Como é que raios ela queria que ele demorasse a ejaculação? Ele era lá agora capaz de se suster! Bastava que ela o desafiasse para aquela posição e já ele se sentia em brasa. O curioso é que fora ele que, nos primeiros tempos de casados, tivera um trabalhão para a convencer a fazer sexo daquela maneira. Aos poucos, ela tomara-lhe o gosto e agora estava sempre a desafiá-lo para aquele tipo de coito primitivo. Mas sempre se queixava que ele ejaculava rapidamente. E o que podia ele fazer para evitar isso? Pois naquela posição, com ele a “cobri-la” por trás, ficava completamente à mercê da libido, e num instante esvaziava. Assim tinha acontecido nessa tarde. Bastara vê-la na cozinha, de rabo alçado, balançando as ancas ao ritmo da esfregona que ela passava no pavimento. Traçara-a com uma das mãos pela cintura e pedira-lhe uma rapidinha, enquanto o jantar acabava de apurar. Com ela inclinada sobre a máquina de lavar a loiça, com as mãos apoiadas no balcão da cozinha, começara por lhe morder a orelha, enquanto com a outra mão lhe baixava as calcinhas. Ainda se ajoelhara e passara a língua naquela púbis, muito peluda, e que já esperava a arremetida. Suplicara-lhe que não se contorcesse, que se mantivesse o mais quieta possível, pois já por mais que uma vez as contorções dela quase lhe tinham danificado o ‘equipamento’. Foi dito e  feito. – “Já está?” – perguntou ela, espantada com a rapidez. “Já” – respondeu ele. 

«O Jogo de Língua»
Milo Manara

“Pois fica sabendo que isto não acaba aqui. Mais logo, quando nos deitarmos, quero ser compensada com aquele jogo de língua em que tu és mestre e que me deixa sempre descomposta.” – disse ela, marcando uma posição definitiva.

FIM

«Satisfazendo as suas Fantasias»
Milo Manara

89- «NA TANGENTE DA LINGUAGEM ACEITÁVEL»

3.º

Sentia-se que nem uma gata assanhada pelo cio. Tinha dias assim. Eram os seus dias de ‘Gata em Telhado de Zinco Quente’, pensava ela, lembrando-se da peça de teatro de Tennessee Williams. Desde a  puberdade que assim era. Mas não se pense que se atirava ao primeiro homem que lhe aparecia. Tentava combater essa propensão para sexo rápido e sem compromisso, escolhendo criteriosamente a sua “vítima”: era assim que se referia aos homens que engatava nesses dias de brasa. Agora, já beirando os quarenta, ainda era mais criteriosa.

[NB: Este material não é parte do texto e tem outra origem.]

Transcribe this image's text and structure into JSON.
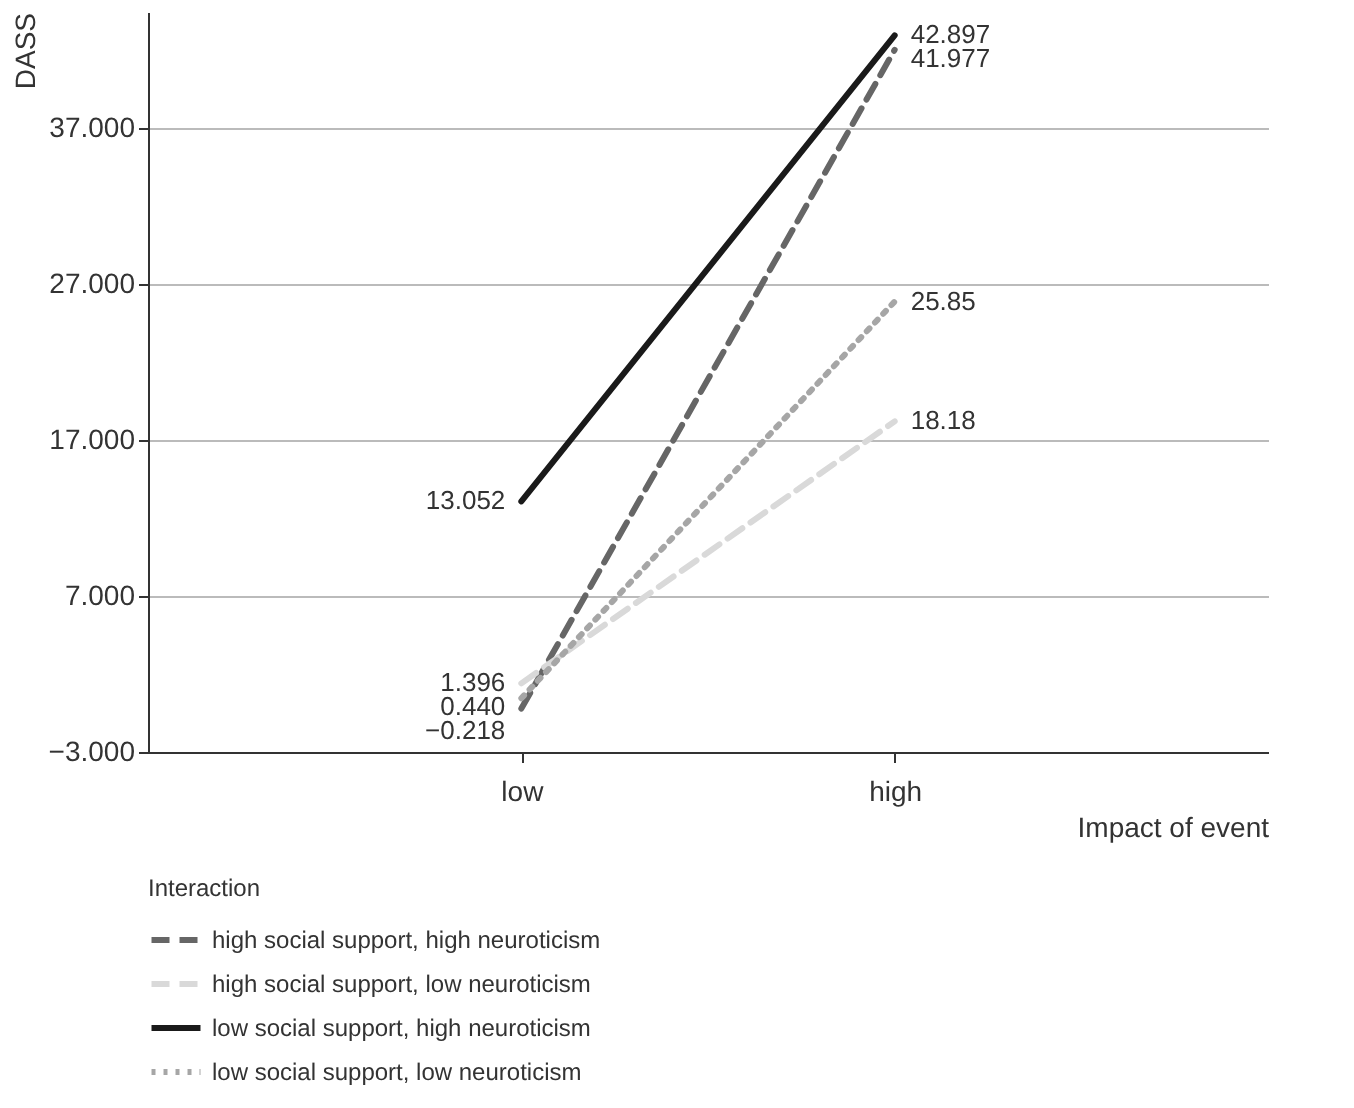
{
  "chart_data": {
    "type": "line",
    "xlabel": "Impact of event",
    "ylabel": "DASS",
    "legend_title": "Interaction",
    "categories": [
      "low",
      "high"
    ],
    "series": [
      {
        "name": "high social support, high neuroticism",
        "color": "#666666",
        "line_style": "dashed",
        "values": [
          -0.218,
          41.977
        ],
        "value_labels": [
          "−0.218",
          "41.977"
        ]
      },
      {
        "name": "high social support, low neuroticism",
        "color": "#d9d9d9",
        "line_style": "dashed",
        "values": [
          1.396,
          18.18
        ],
        "value_labels": [
          "1.396",
          "18.18"
        ]
      },
      {
        "name": "low social support, high neuroticism",
        "color": "#1a1a1a",
        "line_style": "solid",
        "values": [
          13.052,
          42.897
        ],
        "value_labels": [
          "13.052",
          "42.897"
        ]
      },
      {
        "name": "low social support, low neuroticism",
        "color": "#a6a6a6",
        "line_style": "dotted",
        "values": [
          0.44,
          25.85
        ],
        "value_labels": [
          "0.440",
          "25.85"
        ]
      }
    ],
    "ylim": [
      -3,
      44.4
    ],
    "yticks": [
      {
        "value": -3,
        "label": "−3.000"
      },
      {
        "value": 7,
        "label": "7.000"
      },
      {
        "value": 17,
        "label": "17.000"
      },
      {
        "value": 27,
        "label": "27.000"
      },
      {
        "value": 37,
        "label": "37.000"
      }
    ],
    "grid": "y",
    "legend": "bottom left",
    "marker": "none"
  }
}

Nesses dias, normalmente, acabava naquele bar em que tomava um copo no fim do dia de trabalho, olhando em volta e fisgando o tipo que lhe iria acalmar os sentidos. Nesse dia, calhou em sorte um espécime masculino, com cerca de metade da sua idade que, encostado ao balcão, sentado num banco alto, olhava tristemente para o fundo do copo. “Vou tirar a tristeza dos olhos daquele rapazinho.” – disse para si própria. E com a arte que a prática lhe tinha dado, em pouco mais de meia hora, já estava no quarto do hotel satisfazendo as suas fantasias. O mais difícil foi desfazer-se dele no fim da cena, pois o miúdo, com toda a gratidão do mundo no olhar, já começava a dizer que a amaria para sempre. Uma hora depois, após uma passagem rápida pelo supermercado, já ela estava a aquecer as pizzas que seriam o jantar da família que deveria estar a chegar.